Far too often, we gauge our happiness according to numbers: the number on the scale, the number of zeros in our salaries, the number of our age... The list goes on and on.
Our focus — or more often, obsession — with these numbers allows them to carry a heavier symbolic meaning than just a simple mathematical figure. Numbers signify whether we’re old, fat and whether or not we’ve been successful in our careers. Furthermore, society places an idea in our heads about specific numeric figures. If you’re over 65 years old, you’re a senior citizen and if you’re over X pounds, you’re overweight.
Since when did numbers become such defining factors in our lives?
We even turn to numbers as a means to measure our self worth and character as we lend a great deal of power and societal interest to a number that often sparks controversy and even ends relationships: the number of people with whom someone has slept. Sleep with too many people and you’re a slut; too few, you’re a prude.
Yet, with this irrational statement comes a vital question: What constitutes “too many” when it comes to sexual partners? Five? 15? 50?
Different strokes for different folks, right? Should the number of people with whom one sleeps with carry such meaning? Why do we frown upon women who have had “too many” sexual partners? I’m not advocating for reckless sex, but sometimes, a girl’s gotta experiment.
While I won’t discount the fact that sex can indeed be incredibly intimate and emotional, it isn’t a one-size-fits-all activity. Be it wild, kinky, intimate, friendly or romantic, there are different genres of sex. How can we decipher if one has had “too many” sexual partners if we cannot commit to an agreed upon number that constitutes “too many”?
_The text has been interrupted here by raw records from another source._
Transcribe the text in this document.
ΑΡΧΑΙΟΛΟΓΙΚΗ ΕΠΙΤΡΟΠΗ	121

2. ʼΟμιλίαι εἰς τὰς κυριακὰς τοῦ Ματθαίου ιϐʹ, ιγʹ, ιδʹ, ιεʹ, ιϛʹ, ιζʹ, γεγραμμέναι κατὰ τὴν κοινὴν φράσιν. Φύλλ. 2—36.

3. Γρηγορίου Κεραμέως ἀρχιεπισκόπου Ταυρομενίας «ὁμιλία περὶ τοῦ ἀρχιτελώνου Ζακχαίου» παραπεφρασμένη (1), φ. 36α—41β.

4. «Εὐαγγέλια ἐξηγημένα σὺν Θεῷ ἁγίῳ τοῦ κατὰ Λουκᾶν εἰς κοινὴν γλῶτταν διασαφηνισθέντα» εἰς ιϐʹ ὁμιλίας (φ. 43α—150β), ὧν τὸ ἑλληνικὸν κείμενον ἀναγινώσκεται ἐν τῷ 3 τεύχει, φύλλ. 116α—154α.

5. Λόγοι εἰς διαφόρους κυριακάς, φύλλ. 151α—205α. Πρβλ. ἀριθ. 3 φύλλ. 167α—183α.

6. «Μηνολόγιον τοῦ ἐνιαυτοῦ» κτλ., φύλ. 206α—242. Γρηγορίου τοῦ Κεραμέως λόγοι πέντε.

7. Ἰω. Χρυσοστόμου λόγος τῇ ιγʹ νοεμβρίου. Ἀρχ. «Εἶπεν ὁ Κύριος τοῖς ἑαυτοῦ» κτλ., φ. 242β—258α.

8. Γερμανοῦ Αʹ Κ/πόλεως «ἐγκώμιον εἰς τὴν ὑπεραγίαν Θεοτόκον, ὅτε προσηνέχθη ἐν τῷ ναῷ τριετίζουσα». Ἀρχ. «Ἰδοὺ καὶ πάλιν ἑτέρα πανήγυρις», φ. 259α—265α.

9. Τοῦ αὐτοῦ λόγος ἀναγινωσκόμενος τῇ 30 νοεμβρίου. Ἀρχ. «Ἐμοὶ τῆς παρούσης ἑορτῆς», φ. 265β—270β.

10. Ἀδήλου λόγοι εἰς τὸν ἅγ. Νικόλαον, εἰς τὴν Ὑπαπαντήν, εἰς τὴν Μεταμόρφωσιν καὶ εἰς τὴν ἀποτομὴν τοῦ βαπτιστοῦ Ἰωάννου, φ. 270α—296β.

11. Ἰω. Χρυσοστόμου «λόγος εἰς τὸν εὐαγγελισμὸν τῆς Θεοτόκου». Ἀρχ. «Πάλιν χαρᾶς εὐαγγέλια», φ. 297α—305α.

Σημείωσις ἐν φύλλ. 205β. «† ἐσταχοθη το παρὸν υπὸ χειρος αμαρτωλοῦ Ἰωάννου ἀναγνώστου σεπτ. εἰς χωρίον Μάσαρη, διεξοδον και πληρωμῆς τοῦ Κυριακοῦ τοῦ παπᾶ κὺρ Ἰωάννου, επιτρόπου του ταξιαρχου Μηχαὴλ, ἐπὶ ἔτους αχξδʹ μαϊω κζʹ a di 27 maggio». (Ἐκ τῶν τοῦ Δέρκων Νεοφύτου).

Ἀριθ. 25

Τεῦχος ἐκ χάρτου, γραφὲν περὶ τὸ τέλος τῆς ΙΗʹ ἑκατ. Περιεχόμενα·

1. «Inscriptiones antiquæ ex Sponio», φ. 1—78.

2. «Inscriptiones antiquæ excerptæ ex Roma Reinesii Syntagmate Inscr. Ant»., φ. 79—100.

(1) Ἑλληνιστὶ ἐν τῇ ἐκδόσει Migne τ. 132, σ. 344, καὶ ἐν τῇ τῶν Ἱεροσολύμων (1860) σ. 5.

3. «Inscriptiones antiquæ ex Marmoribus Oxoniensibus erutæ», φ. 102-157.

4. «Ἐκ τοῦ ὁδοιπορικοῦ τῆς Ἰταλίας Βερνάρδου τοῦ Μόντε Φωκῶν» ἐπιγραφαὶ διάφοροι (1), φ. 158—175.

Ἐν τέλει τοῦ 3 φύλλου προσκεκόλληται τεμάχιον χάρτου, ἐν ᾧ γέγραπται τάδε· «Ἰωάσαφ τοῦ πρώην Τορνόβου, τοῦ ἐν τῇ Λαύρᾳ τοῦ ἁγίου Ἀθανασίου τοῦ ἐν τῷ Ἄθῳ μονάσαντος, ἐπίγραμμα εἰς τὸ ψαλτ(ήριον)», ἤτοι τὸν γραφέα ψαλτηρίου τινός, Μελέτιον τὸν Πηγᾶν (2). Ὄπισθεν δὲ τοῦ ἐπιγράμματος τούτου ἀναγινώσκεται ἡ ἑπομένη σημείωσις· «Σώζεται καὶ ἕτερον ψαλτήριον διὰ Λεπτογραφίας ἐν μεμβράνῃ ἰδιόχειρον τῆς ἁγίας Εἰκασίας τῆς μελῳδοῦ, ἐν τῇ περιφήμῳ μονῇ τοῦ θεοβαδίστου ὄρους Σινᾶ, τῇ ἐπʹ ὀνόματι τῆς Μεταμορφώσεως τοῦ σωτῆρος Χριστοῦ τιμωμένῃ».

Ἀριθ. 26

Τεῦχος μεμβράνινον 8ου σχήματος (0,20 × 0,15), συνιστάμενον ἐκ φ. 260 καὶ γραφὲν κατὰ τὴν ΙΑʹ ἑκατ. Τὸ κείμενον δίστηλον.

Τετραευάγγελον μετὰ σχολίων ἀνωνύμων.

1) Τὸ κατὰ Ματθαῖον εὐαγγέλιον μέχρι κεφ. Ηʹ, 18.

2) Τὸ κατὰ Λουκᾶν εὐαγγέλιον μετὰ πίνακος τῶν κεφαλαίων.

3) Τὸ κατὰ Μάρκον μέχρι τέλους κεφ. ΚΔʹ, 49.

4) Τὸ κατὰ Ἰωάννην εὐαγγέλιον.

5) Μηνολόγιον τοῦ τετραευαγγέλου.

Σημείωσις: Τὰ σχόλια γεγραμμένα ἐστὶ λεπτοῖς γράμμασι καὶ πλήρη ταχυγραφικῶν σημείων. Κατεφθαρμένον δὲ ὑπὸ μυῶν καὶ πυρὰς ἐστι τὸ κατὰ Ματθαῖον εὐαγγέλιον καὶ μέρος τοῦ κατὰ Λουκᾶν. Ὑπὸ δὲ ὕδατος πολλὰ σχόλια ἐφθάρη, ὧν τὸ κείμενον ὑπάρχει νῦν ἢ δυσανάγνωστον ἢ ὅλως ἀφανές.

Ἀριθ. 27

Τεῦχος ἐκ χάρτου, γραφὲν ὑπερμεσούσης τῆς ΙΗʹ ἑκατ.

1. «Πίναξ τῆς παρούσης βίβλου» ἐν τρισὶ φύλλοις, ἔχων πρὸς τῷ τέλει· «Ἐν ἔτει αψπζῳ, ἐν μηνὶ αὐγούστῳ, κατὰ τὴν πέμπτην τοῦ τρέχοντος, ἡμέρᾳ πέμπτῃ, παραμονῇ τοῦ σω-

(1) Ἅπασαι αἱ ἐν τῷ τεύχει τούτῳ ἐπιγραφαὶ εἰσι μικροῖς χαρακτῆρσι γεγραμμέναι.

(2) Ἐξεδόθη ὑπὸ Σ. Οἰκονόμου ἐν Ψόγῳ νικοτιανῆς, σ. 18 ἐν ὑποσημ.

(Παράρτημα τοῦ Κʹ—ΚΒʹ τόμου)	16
Sex is a colorful element of life that often lacks black and white answers, so why let our number of sexual experiences link to a seemingly concrete evaluation of one’s character and values? We need to let go of this idea that “good” girls and “good” boys don’t have sex with multitudes of people. Last time I checked, having sex doesn’t make you a bad person and abstaining doesn’t make you an angel.
Far too often, we label women who have had numerous sexual partners as “sluts” and “whores.” Since when did number of sexual partners and good character have any kind of correlation? Having had sex with “a lot” of people (however you choose to interpret “a lot”) does not automatically make you irresponsible, slutty, insecure or naïve.
Societal pressure leaves us questioning our number: Is it too high? Too low? Should I lie to my significant other? Will he think of me differently now that he knows the number of my past?
Just as the act of sex itself isn’t a one-size-fits-all activity, there is no one-number-fits-all when it comes to “your number.” One’s number is just a mere piece of an intricate — and oftentimes — complicated story of sexual experiences and needs to be taken at face value.
“Your number” is simply a piece of your history, not a summary of your life; what’s important is that we stop giving it such power. Stop seeing it as something of which to be ashamed or feel the need to lie about.
Take it for what it truly is: just a number.